Unpaid Training Sessions

"Besides gruelling shifts, Ms. Beatty spent many unpaid hours attending skill-training sessions offered by the MTA. There she learned the basics of electrical circuits and the remedial math she needed to qualify for a promotion. She hoped to enter a MTA training program that would propel her to a position as an inspector, checking subway cars when they roll into the maintenance shop and repairing or replacing any worn or damaged parts.

"Once it was fairly easy for a motivated subway worker to get into a training program. In the 1980s, the MTA Training Center, housed in a converted elementary schools in Brooklyn, bustled with day and night classes. Hundreds of cleaners, security guards and entry-level workers passed through each year, some undergoing formal MTA training and others attending seminars for promotional exams in the months ahead.

"Between 1981 and 1991, the MTA offered a promotional exam for car-inspector jobs five times – twice in 1986 alone – and attracted more than 1,500 applicants from its own ranks. Since 1991, the MTA offered the exam only once, in 1999, when Ms. Beatty was one of 145 applicants who took the test. She was one of 35 selected.

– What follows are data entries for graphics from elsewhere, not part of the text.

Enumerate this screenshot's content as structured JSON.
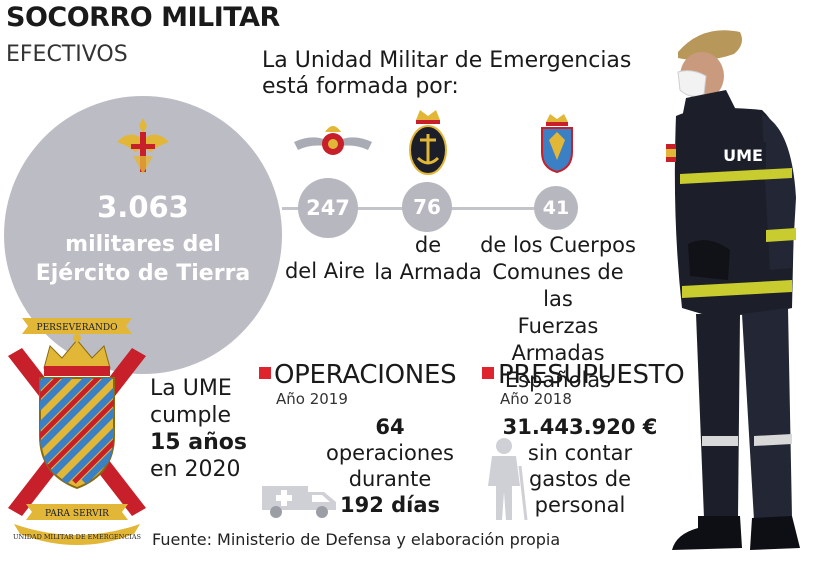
{
  "header": {
    "title": "SOCORRO MILITAR",
    "subtitle": "EFECTIVOS"
  },
  "intro_text": "La Unidad Militar de Emergencias está formada por:",
  "army": {
    "value": "3.063",
    "label_line1": "militares del",
    "label_line2": "Ejército de Tierra"
  },
  "branches": [
    {
      "value": "247",
      "label_lines": [
        "del Aire"
      ]
    },
    {
      "value": "76",
      "label_lines": [
        "de",
        "la Armada"
      ]
    },
    {
      "value": "41",
      "label_lines": [
        "de los Cuerpos",
        "Comunes de las",
        "Fuerzas Armadas",
        "Españolas"
      ]
    }
  ],
  "chart_data": {
    "type": "bubble",
    "title": "EFECTIVOS",
    "categories": [
      "Ejército de Tierra",
      "Ejército del Aire",
      "Armada",
      "Cuerpos Comunes de las Fuerzas Armadas Españolas"
    ],
    "values": [
      3063,
      247,
      76,
      41
    ]
  },
  "ume": {
    "line1": "La UME",
    "line2": "cumple",
    "line3": "15 años",
    "line4": "en 2020"
  },
  "operaciones": {
    "heading": "OPERACIONES",
    "year": "Año 2019",
    "count": "64",
    "line2": "operaciones",
    "line3": "durante",
    "days": "192 días"
  },
  "presupuesto": {
    "heading": "PRESUPUESTO",
    "year": "Año 2018",
    "amount": "31.443.920 €",
    "line2": "sin contar",
    "line3": "gastos de",
    "line4": "personal"
  },
  "coat_of_arms": {
    "motto_top": "PERSEVERANDO",
    "motto_bottom": "PARA SERVIR",
    "unit_name": "UNIDAD MILITAR DE EMERGENCIAS"
  },
  "soldier": {
    "badge": "UME"
  },
  "source": "Fuente: Ministerio de Defensa y elaboración propia",
  "colors": {
    "accent": "#e0242e",
    "circle": "#bcbcc4",
    "gold": "#e2b737",
    "navy": "#1c1f2a"
  }
}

"Ms. Beatty had to wait till 2001 to start her training. For 18 months, the MTA paid her to attend all-day sessions. Commuting with a fellow student from Long Island early on, she suffered a car accident, which left her with a badly injured ankle. Warned she would have to wait years to requalify if she dropped out, she hobbled to classes on crutches.

"She says she loved the technical classes dealing with power tools, traction motors, pneumatic brakes and propulsion systems, but she struggled with math, as did many others who hadn’t been in a classroom for years."

College Degrees as an Ever More Expensive Need for Advancement

"In 2002, the MTA started requiring that new entrants in the subway car maintenance program either have a recent degree from a vocational high school or a community-college degree in technology because so many jobs demand electronic skills. Mrs. Beatty with her 20-year-old diploma from a regular high school wouldn’t make the cut today.

"Three months ago under pressure from the Transport Workers Union, the MTA started a new subway-inspector training course with 13 students, all from the union’s ranks. Of the 13, six are former cleaners, and all of them have technical degrees. The others came from skilled jobs such as forklift operator and signalman’s assistant.

"Richard Gorman, the assistant vice president for employment services at the MTA’s New York City Transit division, says the authority would like to offer more promotions for low level employees but the need for computer skills and rudimentary math ability makes it difficult. The union counters that many of those skills can be taught.

"Both sides agree that improved productivity at a system that was once notorious for breakdowns and graffiti has reduced the pool of new jobs to which cleaners and security guards can aspire. Staff at a big Coney Island maintenance depot has been cut from over 1000 to 600 in the past five years. When MTA replaced subway tokens with prepaid Metro Cards, 120 skilled machinist positions were eliminated. [The union] persuaded the MTA to retrain the workers to repair card-vending machines."

The complex many-faceted problem seems to be crying for a shift in the concept of a corporation, whether public or private. It has to do with helping to maintain the community it works in as well as its own equipment. With this, in the long run both corporation and society could come ahead.

But meanwhile let us ponder yet another paradox. The moral of The Wall Street Journal I have summarized is that a technical education has become so crucial that those without can find their careers and lives blocked forever. Why then would our government not recognize education, and accordingly health and social services that protect the education once it is delivered as investments. Surely that is a bad leak of that famous item "efficiency" that is so incessantly praised and so little protected.